Pitt gives a performance that reminds us of his hilarious role in the Coens' Burn After Reading (2008), but it is nowhere as insane.  In my opinion, Pitt has given a more memorable performance than fellow pal George Clooney of The Descendants (2011). 

The smart dialogue, quick exchange of glances, and awkward silences are perfectly captured.  One outstanding example sees Beane picking three replacement players for his new team to the dismay of his fellow scouts, and using a nervous-looking Brand as a human calculator.

Moneyball also shows director Bennett Miller to be a talent to be reckoned with.  He previously directed the great Philip Seymour Hoffman to an Oscar win in Capote (2005). Speaking of which, Hoffman only has a small role here, which is quite a pity. 

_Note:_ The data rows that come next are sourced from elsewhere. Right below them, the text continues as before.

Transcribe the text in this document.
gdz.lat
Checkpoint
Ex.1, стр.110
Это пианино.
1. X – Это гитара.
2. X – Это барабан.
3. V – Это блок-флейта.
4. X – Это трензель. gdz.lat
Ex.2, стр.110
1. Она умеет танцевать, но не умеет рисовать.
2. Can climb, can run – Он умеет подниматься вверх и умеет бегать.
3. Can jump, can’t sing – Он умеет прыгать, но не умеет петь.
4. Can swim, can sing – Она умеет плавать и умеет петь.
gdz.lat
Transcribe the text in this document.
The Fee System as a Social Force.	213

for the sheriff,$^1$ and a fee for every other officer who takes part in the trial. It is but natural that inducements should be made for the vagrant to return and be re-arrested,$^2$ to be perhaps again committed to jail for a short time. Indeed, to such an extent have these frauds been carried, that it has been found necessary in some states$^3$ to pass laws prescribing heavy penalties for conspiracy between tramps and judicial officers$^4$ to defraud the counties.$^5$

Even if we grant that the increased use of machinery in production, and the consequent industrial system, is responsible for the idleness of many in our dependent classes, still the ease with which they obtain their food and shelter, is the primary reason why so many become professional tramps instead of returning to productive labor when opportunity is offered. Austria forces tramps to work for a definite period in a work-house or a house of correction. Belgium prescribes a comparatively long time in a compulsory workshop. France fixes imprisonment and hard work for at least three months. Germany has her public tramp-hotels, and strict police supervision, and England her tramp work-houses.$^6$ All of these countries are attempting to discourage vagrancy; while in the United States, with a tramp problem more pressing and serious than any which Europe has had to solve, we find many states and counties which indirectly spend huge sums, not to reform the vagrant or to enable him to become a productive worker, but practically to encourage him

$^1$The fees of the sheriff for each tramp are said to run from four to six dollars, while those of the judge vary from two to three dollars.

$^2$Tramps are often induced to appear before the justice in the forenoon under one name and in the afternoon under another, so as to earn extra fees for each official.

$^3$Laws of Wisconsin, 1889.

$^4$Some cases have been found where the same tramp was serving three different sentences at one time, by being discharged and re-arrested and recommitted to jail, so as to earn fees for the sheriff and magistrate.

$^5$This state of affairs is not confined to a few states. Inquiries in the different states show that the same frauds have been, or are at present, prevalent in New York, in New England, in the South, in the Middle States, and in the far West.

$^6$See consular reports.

Despite some excellent editing (of film and sound), Moneyball still feels lengthy.  Perhaps there is too much micro-drama, and few truly inspiring moments.  Still, this film is one to catch, and although it has been nominated for six Oscars, I suspect it will leave the glittering ceremony empty-handed.

Verdict:  Not as inspirational as expected, Moneyball forgoes epic, dramatic moments for the micro human drama that takes place behind the scenes, forging a more intimate look at the mechanics of one of America's most-loved sports.